Tout ceci est exact mais n’aborde pas la principale caractéristique de la cybersécurité industrielle, qui est qu’on ne s’intéresse pas particulièrement à l’information, comme l’illustre bien le logo de Langer Communication :
En effet, la cybersécurité consiste à protéger les investissements, la capacité de production, les personnes, et l’environnement, des attaques informatiques. Dans l’industrie, il est souvent beaucoup plus important d’empêcher la destruction des « actifs de support » (les serveurs, les systèmes industriels comme les automates et les processus contrôlés), que d’empêcher le vol, la perte ou la corruption des « actifs primaires » (l’information). Les priorités sont radicalement différentes.
Contre quoi se protège-t’on ?
L’autre grande différence concerne les menaces contre lesquelles on veut se prémunir. La « sécurité des systèmes d’information », bien rodée, consiste à protéger l’information, au sens large, de l’entreprise, contre toutes les menaces imaginables : espionnage industriel, employé malveillant, mais aussi panne de serveur, coupure d’électricité, aléas climatiques etc…

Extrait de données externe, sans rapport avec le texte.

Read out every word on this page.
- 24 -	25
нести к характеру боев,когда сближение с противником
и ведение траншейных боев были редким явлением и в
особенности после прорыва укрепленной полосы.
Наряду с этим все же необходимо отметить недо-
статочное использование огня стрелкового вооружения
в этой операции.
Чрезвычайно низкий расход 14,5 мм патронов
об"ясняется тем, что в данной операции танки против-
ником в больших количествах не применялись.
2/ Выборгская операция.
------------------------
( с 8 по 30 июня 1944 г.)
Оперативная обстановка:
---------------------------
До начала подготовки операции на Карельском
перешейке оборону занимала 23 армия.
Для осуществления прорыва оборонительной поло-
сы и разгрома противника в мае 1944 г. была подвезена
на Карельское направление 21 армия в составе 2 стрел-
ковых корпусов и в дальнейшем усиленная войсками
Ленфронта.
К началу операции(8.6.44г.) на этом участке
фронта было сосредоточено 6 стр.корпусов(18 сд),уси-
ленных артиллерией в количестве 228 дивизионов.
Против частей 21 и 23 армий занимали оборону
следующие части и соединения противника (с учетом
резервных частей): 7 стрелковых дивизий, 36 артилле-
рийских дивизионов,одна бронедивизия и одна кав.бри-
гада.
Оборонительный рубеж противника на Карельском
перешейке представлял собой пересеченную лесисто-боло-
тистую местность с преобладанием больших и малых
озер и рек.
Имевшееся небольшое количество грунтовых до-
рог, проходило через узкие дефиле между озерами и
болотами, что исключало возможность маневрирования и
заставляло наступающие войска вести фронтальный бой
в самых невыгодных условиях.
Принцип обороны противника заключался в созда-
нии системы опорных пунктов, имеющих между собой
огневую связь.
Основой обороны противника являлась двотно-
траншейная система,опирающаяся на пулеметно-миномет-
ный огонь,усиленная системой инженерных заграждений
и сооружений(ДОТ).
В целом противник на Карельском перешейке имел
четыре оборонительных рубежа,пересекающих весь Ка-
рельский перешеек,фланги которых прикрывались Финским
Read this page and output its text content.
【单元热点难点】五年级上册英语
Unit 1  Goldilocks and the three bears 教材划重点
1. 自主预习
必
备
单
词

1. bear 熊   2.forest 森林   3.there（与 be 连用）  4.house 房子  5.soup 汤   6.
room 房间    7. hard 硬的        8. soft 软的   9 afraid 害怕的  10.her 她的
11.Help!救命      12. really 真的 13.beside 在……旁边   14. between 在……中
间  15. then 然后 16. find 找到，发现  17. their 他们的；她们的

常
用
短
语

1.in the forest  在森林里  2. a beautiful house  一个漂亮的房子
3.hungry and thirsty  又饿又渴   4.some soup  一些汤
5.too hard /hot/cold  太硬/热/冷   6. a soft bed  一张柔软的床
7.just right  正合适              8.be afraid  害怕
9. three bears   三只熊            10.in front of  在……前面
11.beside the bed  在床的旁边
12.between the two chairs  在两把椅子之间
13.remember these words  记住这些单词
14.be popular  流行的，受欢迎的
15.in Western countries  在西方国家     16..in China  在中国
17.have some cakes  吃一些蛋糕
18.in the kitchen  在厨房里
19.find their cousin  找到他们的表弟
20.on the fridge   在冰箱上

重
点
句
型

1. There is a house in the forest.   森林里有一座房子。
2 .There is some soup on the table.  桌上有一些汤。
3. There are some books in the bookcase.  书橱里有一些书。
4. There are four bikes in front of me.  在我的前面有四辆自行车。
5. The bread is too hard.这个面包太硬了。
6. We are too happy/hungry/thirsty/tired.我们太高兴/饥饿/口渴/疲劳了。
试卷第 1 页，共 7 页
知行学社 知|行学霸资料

Les industries qui se préoccupent du risque de cybersécurité se sont en général déjà prémunies contre les « menaces » liées aux pannes, accidents, et autres événements déjà traités par les plans de continuité de production et les plans de sécurité. L’industrie n’a pas attendu l’informatique pour développer une culture avancée de la gestion des risques !
Les industries qui mettent en oeuvre les principes de sécurité fonctionnelle (norme CEI 61508 et dérivées), et celles qui doivent mettre en oeuvre les principes de sûreté nucléaire, ont des définitions précises de la cybersécurité, tiré du principe de « résistance aux agressions informatiques ». Ce sont aussi aujourd’hui les domaines où des référentiels et normes commencent à être employés, toujours dans l’esprit « résistance aux agressions ».
La cybersécurité vise donc essentiellement à lutter contre les risques spécifiques aux systèmes programmés : attaques informatiques, négligences créant un risque informatique, mais pas les pannes matérielles qui sont déjà envisagées. En général on cherche à se défendre comme les attaques d’origine « humaine », et pour les infrastructures vitales, contre les organisations criminelles, ou étatiques…
Pour cette raison, en réalité, les problèmes de disponibilité (le D de « C,I,D ») ont souvent moins d’impact que les problèmes d’intégrité (I), qui reflètent des modifications de données ou des programmes, du fait d’une attaque ou de négligences. C’est d’ailleurs ce que j’ai pu constater en travaillant avec des exploitants sur des analyses d’impacts de cyber-attaques. En effet, les industriels ont des solutions et ont prévu les pannes et problèmes de disponibilité, mais n’ont pas évalué les risques liés à des modifications volontairement préjudiciables des systèmes programmés.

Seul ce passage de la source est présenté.